April 13, 2017  |  General

New QC pipeline for Iso-Seq data increases confidence in transcript results

A preprint from scientists at the University of Florida, Centro de Investigaciones Principe Felipe, and other institutes describes a new analysis tool to help boost quality of transcriptome studies. “SQANTI: extensive characterization of long read transcript sequences for quality control in full-length transcriptome identification and quantification” comes from lead author Manuel Tardaguila, senior author Ana Conesa, and collaborators.

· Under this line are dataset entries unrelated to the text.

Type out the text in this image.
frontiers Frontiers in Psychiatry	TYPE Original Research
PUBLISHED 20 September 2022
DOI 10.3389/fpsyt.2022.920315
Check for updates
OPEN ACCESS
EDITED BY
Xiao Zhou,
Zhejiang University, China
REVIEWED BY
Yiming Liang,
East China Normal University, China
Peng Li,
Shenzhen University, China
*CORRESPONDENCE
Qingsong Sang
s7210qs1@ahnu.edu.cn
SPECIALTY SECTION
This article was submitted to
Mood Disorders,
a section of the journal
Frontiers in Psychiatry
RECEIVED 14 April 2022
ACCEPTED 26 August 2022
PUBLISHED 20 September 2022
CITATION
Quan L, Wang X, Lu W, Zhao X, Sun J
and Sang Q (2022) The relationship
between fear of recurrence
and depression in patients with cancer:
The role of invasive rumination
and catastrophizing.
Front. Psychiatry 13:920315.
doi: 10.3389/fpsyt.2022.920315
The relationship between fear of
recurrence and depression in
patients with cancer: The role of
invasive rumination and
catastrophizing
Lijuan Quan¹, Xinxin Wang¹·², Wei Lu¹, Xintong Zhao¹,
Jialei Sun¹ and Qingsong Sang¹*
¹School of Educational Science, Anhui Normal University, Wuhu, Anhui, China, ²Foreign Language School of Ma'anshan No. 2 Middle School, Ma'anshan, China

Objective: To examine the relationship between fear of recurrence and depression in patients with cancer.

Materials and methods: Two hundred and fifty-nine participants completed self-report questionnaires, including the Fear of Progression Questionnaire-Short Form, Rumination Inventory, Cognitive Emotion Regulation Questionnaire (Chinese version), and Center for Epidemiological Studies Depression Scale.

The automated pipeline for Structural and Quality Annotation of Novel Transcript Isoforms (SQANTI) was developed as a quality-assessment tool for transcripts discovered with SMRT Sequencing. SQANTI “calculates up to 35 different descriptors of transcript quality and creates a wide range of summary graphs to aid in the interpretation of the sequencing output,” the authors report.

Development of this new pipeline was spurred by the realization that different transcript analysis tools yielded different results, even for the same data set. “As an example, sequencing the mouse neural transcriptome with PacBio long reads, we obtained ~ 80,000, 12,000 and 16,000 different transcripts when applying Tapis, IDP or the ToFU pipeline, respectively,” the scientists write. “Implementing a comprehensive, quality aware analysis of PacBio reads is fundamental at a time when long read transcriptome sequencing is becoming more popular and important conclusions on transcriptome diversity will be drawn from these data.”

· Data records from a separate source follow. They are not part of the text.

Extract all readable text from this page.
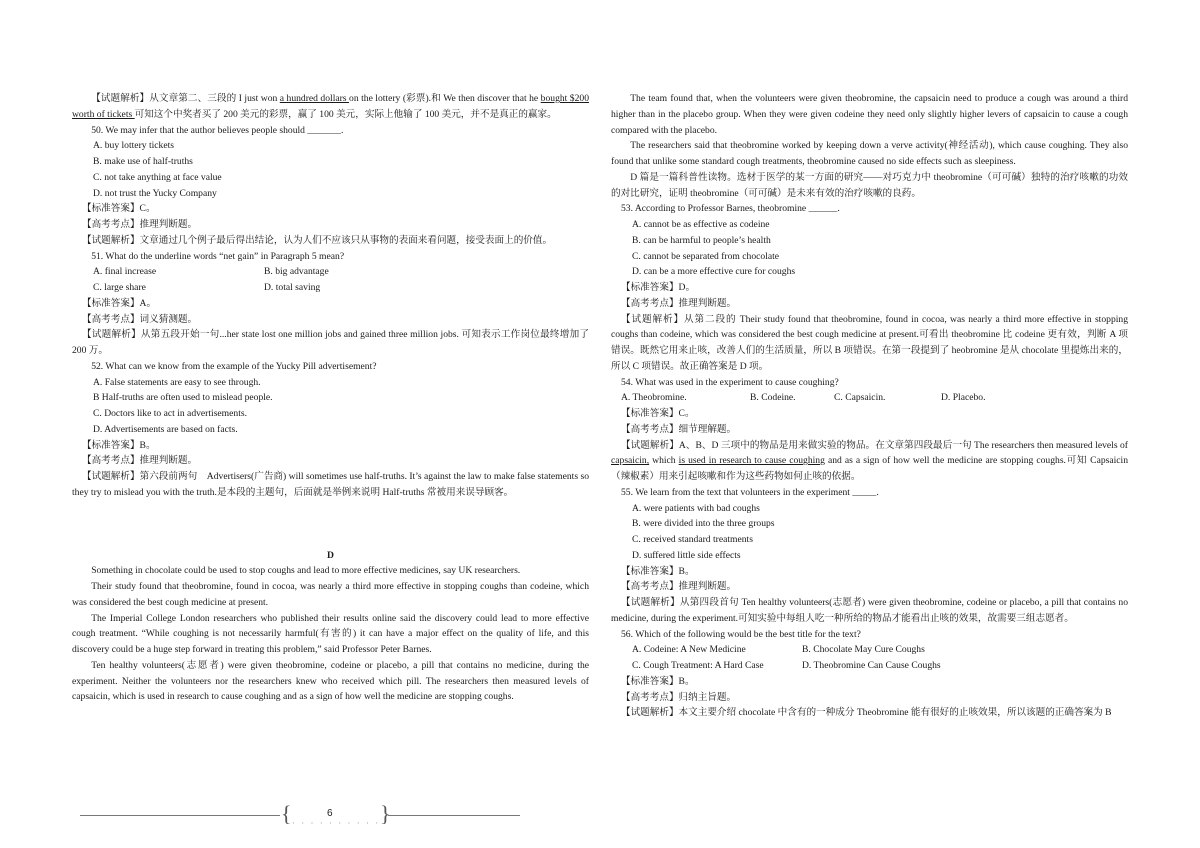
【试题解析】从文章第二、三段的 I just won a hundred dollars on the lottery (彩票).和 We then discover that he bought $200 worth of tickets 可知这个中奖者买了 200 美元的彩票，赢了 100 美元，实际上他输了 100 美元，并不是真正的赢家。

50. We may infer that the author believes people should _______.

A. buy lottery tickets

B. make use of half-truths

C. not take anything at face value

D. not trust the Yucky Company

【标准答案】C。

【高考考点】推理判断题。

【试题解析】文章通过几个例子最后得出结论，认为人们不应该只从事物的表面来看问题，接受表面上的价值。

51. What do the underline words “net gain” in Paragraph 5 mean?

A. final increase	B. big advantage
C. large share	D. total saving

【标准答案】A。

【高考考点】词义猜测题。

【试题解析】从第五段开始一句...her state lost one million jobs and gained three million jobs. 可知表示工作岗位最终增加了 200 万。

52. What can we know from the example of the Yucky Pill advertisement?

A. False statements are easy to see through.

B Half-truths are often used to mislead people.

C. Doctors like to act in advertisements.

D. Advertisements are based on facts.

【标准答案】B。

【高考考点】推理判断题。

【试题解析】第六段前两句　Advertisers(广告商) will sometimes use half-truths. It’s against the law to make false statements so they try to mislead you with the truth.是本段的主题句，后面就是举例来说明 Half-truths 常被用来误导顾客。

D

Something in chocolate could be used to stop coughs and lead to more effective medicines, say UK researchers.

Their study found that theobromine, found in cocoa, was nearly a third more effective in stopping coughs than codeine, which was considered the best cough medicine at present.

The Imperial College London researchers who published their results online said the discovery could lead to more effective cough treatment. “While coughing is not necessarily harmful(有害的) it can have a major effect on the quality of life, and this discovery could be a huge step forward in treating this problem,” said Professor Peter Barnes.

Ten healthy volunteers(志愿者) were given theobromine, codeine or placebo, a pill that contains no medicine, during the experiment. Neither the volunteers nor the researchers knew who received which pill. The researchers then measured levels of capsaicin, which is used in research to cause coughing and as a sign of how well the medicine are stopping coughs.

The team found that, when the volunteers were given theobromine, the capsaicin need to produce a cough was around a third higher than in the placebo group. When they were given codeine they need only slightly higher levers of capsaicin to cause a cough compared with the placebo.

The researchers said that theobromine worked by keeping down a verve activity(神经活动), which cause coughing. They also found that unlike some standard cough treatments, theobromine caused no side effects such as sleepiness.

D 篇是一篇科普性读物。选材于医学的某一方面的研究——对巧克力中 theobromine（可可碱）独特的治疗咳嗽的功效的对比研究，证明 theobromine（可可碱）是未来有效的治疗咳嗽的良药。

53. According to Professor Barnes, theobromine ______.

A. cannot be as effective as codeine

B. can be harmful to people’s health

C. cannot be separated from chocolate

D. can be a more effective cure for coughs

【标准答案】D。

【高考考点】推理判断题。

【试题解析】从第二段的 Their study found that theobromine, found in cocoa, was nearly a third more effective in stopping coughs than codeine, which was considered the best cough medicine at present.可看出 theobromine 比 codeine 更有效，判断 A 项错误。既然它用来止咳，改善人们的生活质量，所以 B 项错误。在第一段提到了 heobromine 是从 chocolate 里提炼出来的，所以 C 项错误。故正确答案是 D 项。

54. What was used in the experiment to cause coughing?

A. Theobromine.	B. Codeine.	C. Capsaicin.	D. Placebo.

【标准答案】C。

【高考考点】细节理解题。

【试题解析】A、B、D 三项中的物品是用来做实验的物品。在文章第四段最后一句 The researchers then measured levels of capsaicin, which is used in research to cause coughing and as a sign of how well the medicine are stopping coughs.可知 Capsaicin（辣椒素）用来引起咳嗽和作为这些药物如何止咳的依据。

55. We learn from the text that volunteers in the experiment _____.

A. were patients with bad coughs

B. were divided into the three groups

C. received standard treatments

D. suffered little side effects

【标准答案】B。

【高考考点】推理判断题。

【试题解析】从第四段首句 Ten healthy volunteers(志愿者) were given theobromine, codeine or placebo, a pill that contains no medicine, during the experiment.可知实验中每组人吃一种所给的物品才能看出止咳的效果，故需要三组志愿者。

56. Which of the following would be the best title for the text?

A. Codeine: A New Medicine	B. Chocolate May Cure Coughs
C. Cough Treatment: A Hard Case	D. Theobromine Can Cause Coughs

【标准答案】B。

【高考考点】归纳主旨题。

【试题解析】本文主要介绍 chocolate 中含有的一种成分 Theobromine 能有很好的止咳效果，所以该题的正确答案为 B

{	6
· · · · · · · · · · }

SQANTI consists of tools to classify transcripts by comparison to a reference annotation, analyze data by more than 30 metrics, and generate graphs to report results. The team tested it using neural tissue from mice, performing extensive RT-PCR validation to measure transcript expression. PacBio sequencing of the tissue identified many novel transcripts, but “an important fraction of the novel sequences are presumably bioinformatics or retrotranscription artifacts that can be removed by using SQANTI descriptors,” the scientists report.

They also evaluated results against data from short-read sequencing. “A comparison of Iso-Seq over the classical RNA-seq approaches solely based on short-reads demonstrates that the PacBio transcriptome not only succeeds in capturing the most robustly expressed fraction of transcripts, but also avoids quantification errors caused by unaccounted 3’ end variability in the reference,” Tardaguila et al. write. “SQANTI allows the user to maximize the analytical outcome of long read technologies by providing the tools to deliver quality-evaluated and curated full-length transcriptomes.”